What’s your “There’s Nothing in the Fridge" dinner? The one thing you often whip up with very few ingredients or, perhaps, very little inspiration? Breakfast for dinner! When my husband’s out of town, the kids get pancakes and eggs, and I get a bowl of popcorn and a glass of wine in front of some trashy television after they go to bed. I actually get unnaturally excited about this.

What are three things you have in the pantry at all times? Dark muscovado sugar, fresh lemons and Vietnamese cinnamon.

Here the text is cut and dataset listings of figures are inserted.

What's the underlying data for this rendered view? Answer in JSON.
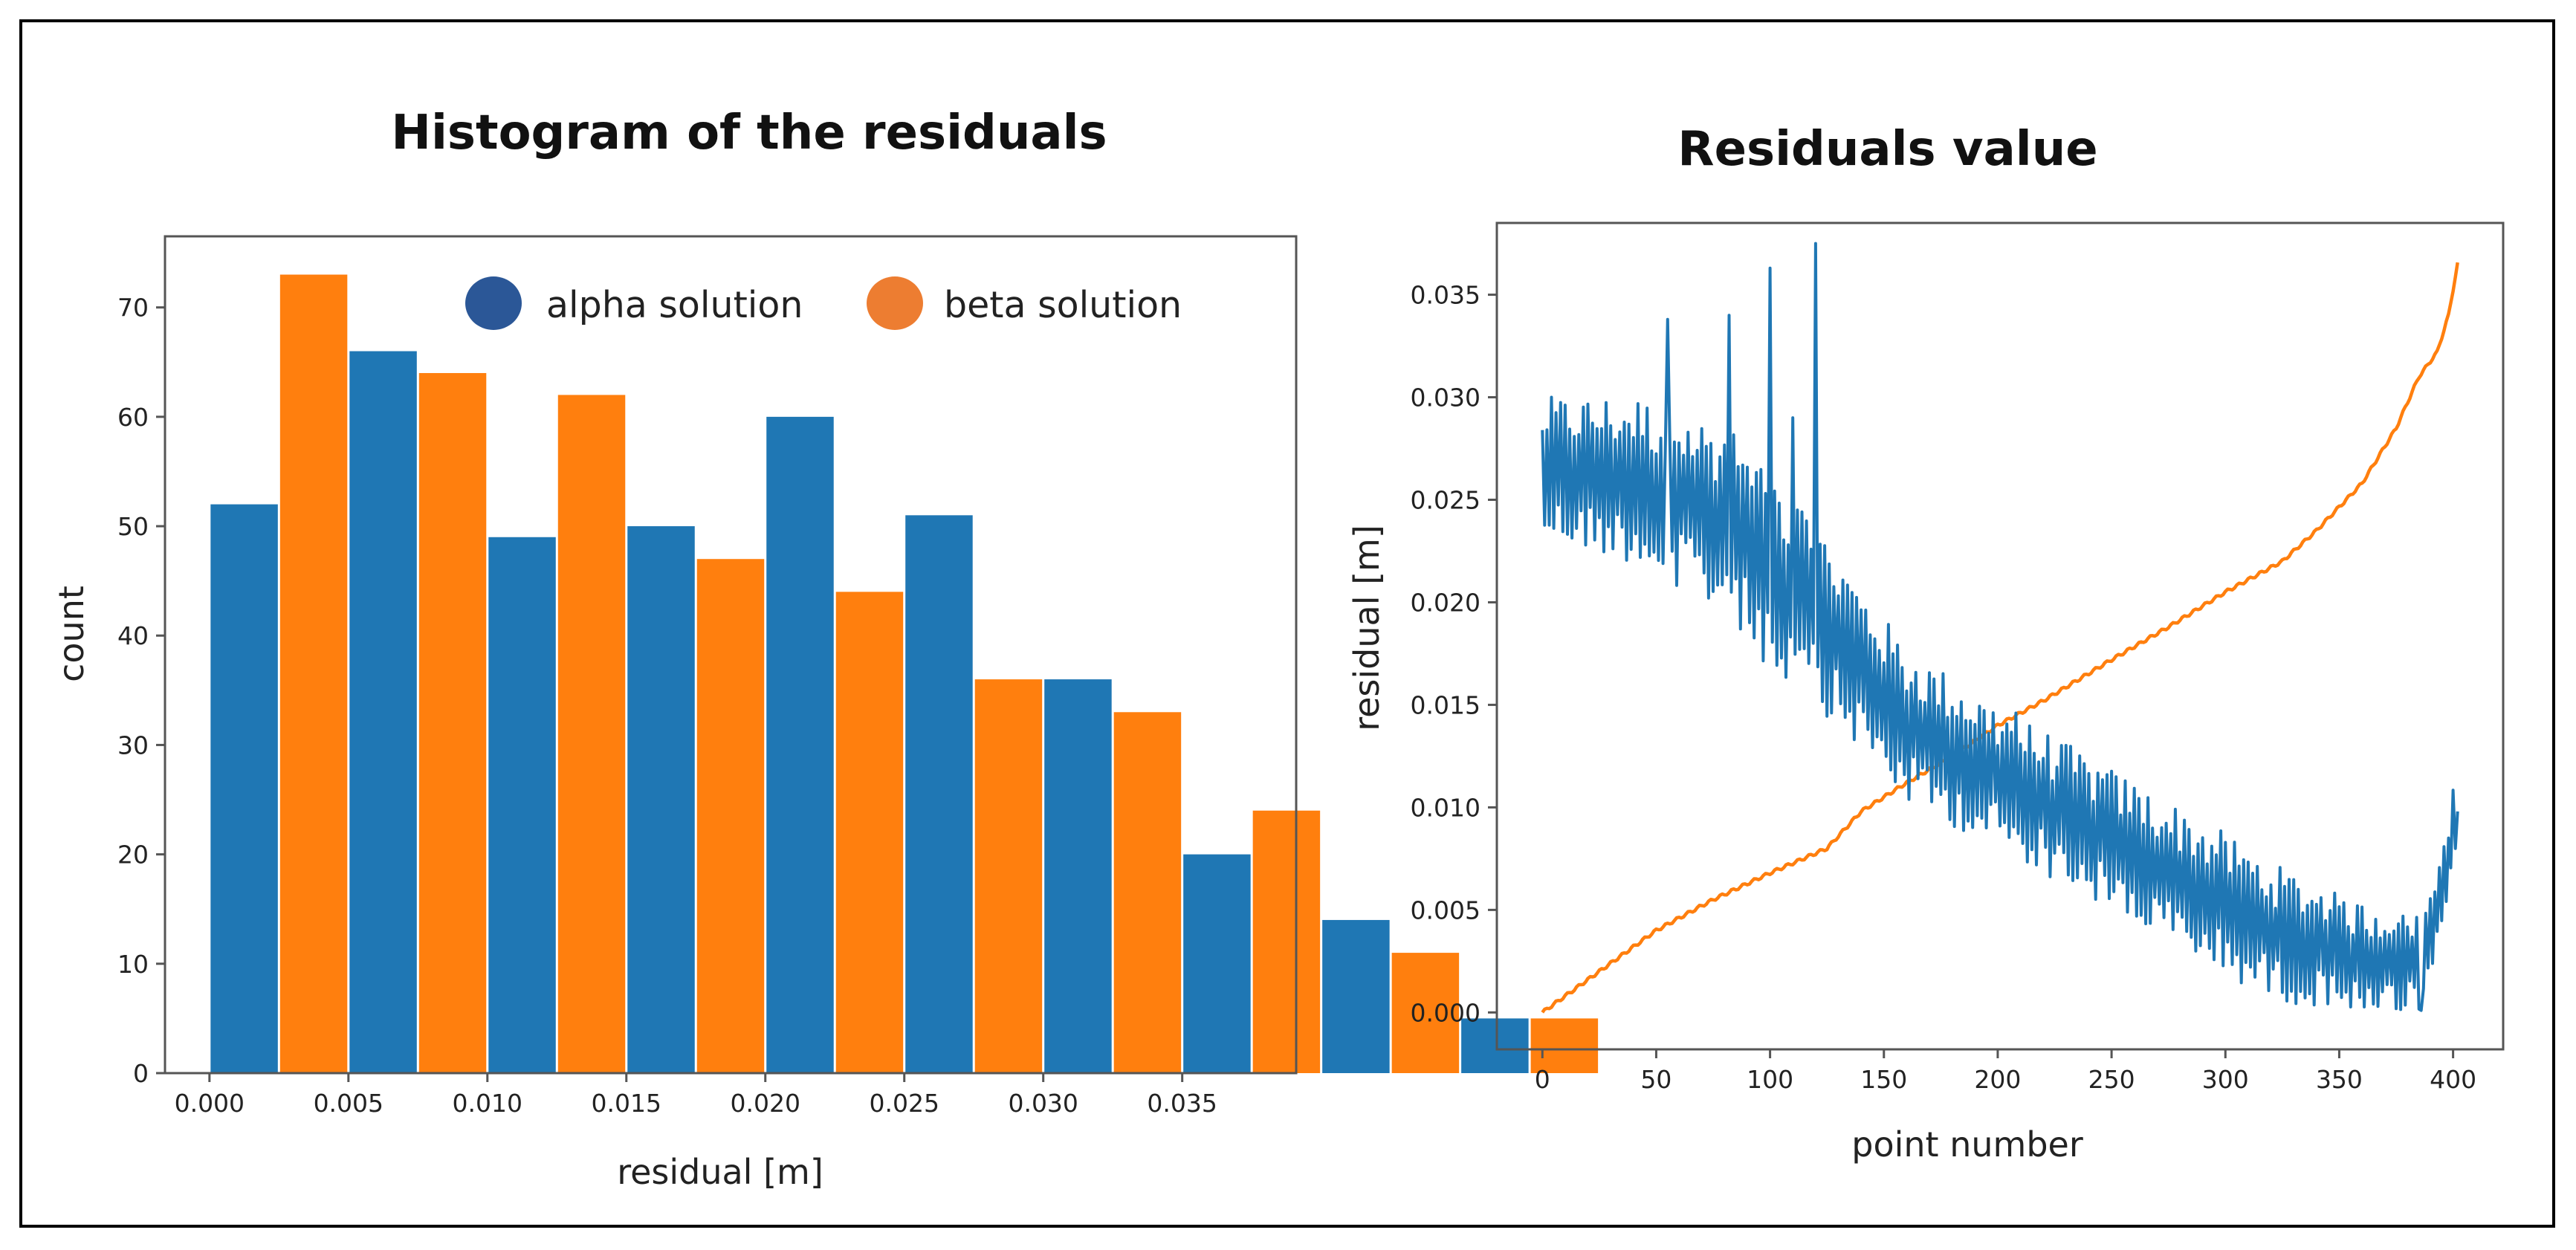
{
  "chart_data": [
    {
      "type": "bar",
      "title": "Histogram of the residuals",
      "xlabel": "residual [m]",
      "ylabel": "count",
      "xlim": [
        -0.0016,
        0.0391
      ],
      "ylim": [
        0,
        76.5
      ],
      "xticks": [
        0.0,
        0.005,
        0.01,
        0.015,
        0.02,
        0.025,
        0.03,
        0.035
      ],
      "xtick_labels": [
        "0.000",
        "0.005",
        "0.010",
        "0.015",
        "0.020",
        "0.025",
        "0.030",
        "0.035"
      ],
      "yticks": [
        0,
        10,
        20,
        30,
        40,
        50,
        60,
        70
      ],
      "ytick_labels": [
        "0",
        "10",
        "20",
        "30",
        "40",
        "50",
        "60",
        "70"
      ],
      "bin_edges": [
        0.0005,
        0.0055,
        0.0105,
        0.0155,
        0.0205,
        0.0255,
        0.0305,
        0.0355,
        0.0405,
        0.0455,
        0.0505
      ],
      "bin_centers": [
        0.0025,
        0.0075,
        0.0125,
        0.0175,
        0.0225,
        0.0275,
        0.0325,
        0.0375,
        0.0425,
        0.0475
      ],
      "series": [
        {
          "name": "alpha solution",
          "color": "#1f77b4",
          "values": [
            52,
            66,
            49,
            50,
            60,
            51,
            36,
            20,
            14,
            5
          ]
        },
        {
          "name": "beta solution",
          "color": "#ff7f0e",
          "values": [
            73,
            64,
            62,
            47,
            44,
            36,
            33,
            24,
            11,
            5
          ]
        }
      ],
      "legend": {
        "position": "top-center",
        "entries": [
          {
            "label": "alpha solution",
            "color": "#2b5797"
          },
          {
            "label": "beta solution",
            "color": "#ed7d31"
          }
        ]
      }
    },
    {
      "type": "line",
      "title": "Residuals value",
      "xlabel": "point number",
      "ylabel": "residual [m]",
      "xlim": [
        -20,
        422
      ],
      "ylim": [
        -0.0018,
        0.0385
      ],
      "xticks": [
        0,
        50,
        100,
        150,
        200,
        250,
        300,
        350,
        400
      ],
      "xtick_labels": [
        "0",
        "50",
        "100",
        "150",
        "200",
        "250",
        "300",
        "350",
        "400"
      ],
      "yticks": [
        0.0,
        0.005,
        0.01,
        0.015,
        0.02,
        0.025,
        0.03,
        0.035
      ],
      "ytick_labels": [
        "0.000",
        "0.005",
        "0.010",
        "0.015",
        "0.020",
        "0.025",
        "0.030",
        "0.035"
      ],
      "series": [
        {
          "name": "alpha solution",
          "color": "#1f77b4",
          "trend": [
            [
              0,
              0.0265
            ],
            [
              40,
              0.026
            ],
            [
              80,
              0.024
            ],
            [
              120,
              0.0195
            ],
            [
              160,
              0.014
            ],
            [
              200,
              0.0115
            ],
            [
              240,
              0.009
            ],
            [
              280,
              0.0065
            ],
            [
              320,
              0.004
            ],
            [
              360,
              0.0025
            ],
            [
              385,
              0.0025
            ],
            [
              395,
              0.006
            ],
            [
              402,
              0.0095
            ]
          ],
          "noise_amplitude": [
            [
              0,
              0.0035
            ],
            [
              100,
              0.005
            ],
            [
              140,
              0.004
            ],
            [
              200,
              0.0035
            ],
            [
              300,
              0.0035
            ],
            [
              400,
              0.0025
            ]
          ],
          "spikes": [
            [
              0,
              0.0284
            ],
            [
              55,
              0.0338
            ],
            [
              82,
              0.034
            ],
            [
              100,
              0.0363
            ],
            [
              110,
              0.029
            ],
            [
              120,
              0.0375
            ],
            [
              208,
              0.0146
            ],
            [
              386,
              0.0001
            ],
            [
              402,
              0.0098
            ]
          ]
        },
        {
          "name": "beta solution",
          "color": "#ff7f0e",
          "points": [
            [
              0,
              0.0
            ],
            [
              25,
              0.002
            ],
            [
              50,
              0.004
            ],
            [
              75,
              0.0055
            ],
            [
              100,
              0.0068
            ],
            [
              125,
              0.008
            ],
            [
              140,
              0.0098
            ],
            [
              160,
              0.0112
            ],
            [
              180,
              0.0125
            ],
            [
              200,
              0.014
            ],
            [
              220,
              0.0152
            ],
            [
              250,
              0.0172
            ],
            [
              275,
              0.0188
            ],
            [
              300,
              0.0205
            ],
            [
              325,
              0.022
            ],
            [
              340,
              0.0235
            ],
            [
              360,
              0.0258
            ],
            [
              375,
              0.0285
            ],
            [
              385,
              0.031
            ],
            [
              393,
              0.0322
            ],
            [
              398,
              0.034
            ],
            [
              402,
              0.0365
            ]
          ]
        }
      ]
    }
  ]
}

What are some of your kitchen goals — skills you want to improve on or recipes you want to try or master? I’d really love to get into more old school baking — laminated doughs and bread baking. I just finished my third cookbook manuscript ("Real Sweet” comes out in early Spring 2015), a baking book with all natural sugars that’s more “hip” than “hippie,” and really turning the idea of baking with unrefined sugars on its head, so I’ve been consumed with coming up with creative ideas that haven’t been done to death, but sometimes it feels so good to get back to basics, the simple baking that takes an intuitive approach to get just right.

How has becoming a mother changed your experience as a home cook? There is definitely a separation between weekday and weekend cooking now — Monday through Thursday needs to be quick, simple and satisfying; Friday nights, I pray for take out; and I find myself bookmarking more involved recipes for Saturdays or Sundays, when I have to time to pull meals together without all the hurry. (And did I mention the wine drinking while cooking?)

What are some of your favorite cookbooks and/or food blogs? My cookbook collection is kind of out of hand at the moment — but my go-tos are Nigella Lawson, Donna Hay and Ina Garten, and I love the "Everyday Food" titles for weeknight meals that are easy and flavorful. "How to Eat Supper" by Lynne Rossetto Kasper and Sally Swift of “The Splendid Table” is basically my Bible. For baking, you can’t go wrong with anything by Alice Medrich or Matt Lewis and Renato Poliafito of Brooklyn’s Baked bakery, and I also love "The Dahlia Bakery Cookbook."

When it comes to gleaning inspiration from bloggers, I adore Smitten Kitchen (who doesn’t?), Love and Lemons, Aida Mollenkamp, Luisa Weiss (The Wednesday Chef), Tracy Benjamin of Shutterbean, Molly Wizenberg, and Rosie Alyea of Sweetapolita, who does the most incredible things with cakes.

Besides other cookbooks or food blogs, where do you draw inspiration for your cooking? When I’m developing baking recipes, it usually starts with a particular flavor combination that either pops into my head or something I have at a bakery or restaurant, or someplace I’ve traveled. I have boxes and folders of notes, recipes clippings, family recipes. I’m always pawing through them. And then from there I think about the textures that can best deliver those flavors — should it be a cookie, cake, something creamy or custard-y? Because I’ve done some dessert catering, I tend to think about my books in terms of having a balance of things, chocolate vs. fruit vs. spices, a little something for everyone. My next book is divided up by occasion, so I thought about the recipes in terms of how and when people would be using them, and organized them that way first. I’m always very inspired by how a certain recipe will be used, and how baking can fit into our lives in a practical, useful way.

Where else can we find you? These days, hosting Portico TV’s "Cooking Light" on YouTube (www.youtube.com/shaunasever), and doing various TV and radio appearances in San Francisco and beyond. I’m also working on developing a few television concepts. But honestly, I can most often be found with tiny people clinging to me in some manner, and trying to figure out what to make for dinner. It’s all very glamorous, really.